Only €300m in subsidies will be required for the project, down from the €5bn originally projected, economic affairs minister Henk Kamp said on Monday evening.
A consortium of mainly Dutch companies headed by energy giant Shell and including offshore contractor Van Oord, energy provider Eneco and DGE, a subsidiary of Japan’s Mitsubishi industrial group, have won the contract to build the wind farm.
The government’s plans call for a total of five new offshore wind farms in Dutch coastal waters.
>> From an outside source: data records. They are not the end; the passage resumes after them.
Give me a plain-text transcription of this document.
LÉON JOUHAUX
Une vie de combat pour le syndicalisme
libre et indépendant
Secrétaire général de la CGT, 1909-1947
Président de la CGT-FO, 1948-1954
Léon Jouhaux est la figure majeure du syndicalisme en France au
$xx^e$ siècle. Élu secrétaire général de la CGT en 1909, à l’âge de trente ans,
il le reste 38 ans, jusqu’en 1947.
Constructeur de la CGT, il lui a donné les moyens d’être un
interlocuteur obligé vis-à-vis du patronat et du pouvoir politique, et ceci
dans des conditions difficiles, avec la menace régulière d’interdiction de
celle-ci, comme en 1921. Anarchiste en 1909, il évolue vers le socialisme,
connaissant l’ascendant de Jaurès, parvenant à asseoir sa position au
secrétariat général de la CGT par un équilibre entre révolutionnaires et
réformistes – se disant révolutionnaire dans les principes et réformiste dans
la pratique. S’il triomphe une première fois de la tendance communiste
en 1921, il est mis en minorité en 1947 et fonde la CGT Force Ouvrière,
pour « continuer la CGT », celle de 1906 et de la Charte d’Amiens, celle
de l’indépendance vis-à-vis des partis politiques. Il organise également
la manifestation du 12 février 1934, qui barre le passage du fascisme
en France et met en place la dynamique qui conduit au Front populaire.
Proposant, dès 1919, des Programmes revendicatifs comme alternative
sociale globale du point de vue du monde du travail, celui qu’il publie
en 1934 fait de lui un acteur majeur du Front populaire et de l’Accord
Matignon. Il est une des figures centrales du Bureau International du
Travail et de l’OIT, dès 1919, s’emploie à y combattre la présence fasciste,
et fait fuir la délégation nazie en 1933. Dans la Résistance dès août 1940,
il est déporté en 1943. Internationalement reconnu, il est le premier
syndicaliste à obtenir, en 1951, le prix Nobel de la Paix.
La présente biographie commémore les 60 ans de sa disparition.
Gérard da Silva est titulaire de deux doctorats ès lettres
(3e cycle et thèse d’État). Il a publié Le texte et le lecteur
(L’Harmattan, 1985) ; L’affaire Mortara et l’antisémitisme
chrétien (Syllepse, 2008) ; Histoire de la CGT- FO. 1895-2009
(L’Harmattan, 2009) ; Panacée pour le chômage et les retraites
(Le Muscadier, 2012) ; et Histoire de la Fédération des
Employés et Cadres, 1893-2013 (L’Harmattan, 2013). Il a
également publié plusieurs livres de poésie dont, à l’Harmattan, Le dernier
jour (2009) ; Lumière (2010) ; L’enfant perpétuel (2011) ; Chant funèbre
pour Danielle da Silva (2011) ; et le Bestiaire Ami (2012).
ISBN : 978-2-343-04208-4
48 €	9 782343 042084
Each will generate 700 megawatts of electricity: the five windfarms combined will be capable of supplying power to five million households when completed in 2023.
Announcing the agreement, Kamp said it is only a question of time before wind energy will be able to compete with fossil fuels in price. ‘If developments go as planned no subsidy at all will be required to produce offshore wind energy within 7.5 years,’ he explained.
Environmental group Natuur en Milieu said the costs of generating energy offshore could only fall, and termed the project an ‘enormous boost for the Netherlands as front runner in wind energy. ‘For the first time, wind energy will be cheaper than power generated by coal.’
The Zeeland offshore windfarm project is part of the government’s goal to generate 4,500 MW of wind energy at sea by 2023. The government aims to have 16% of its energy needs produced by sustainable means by that date.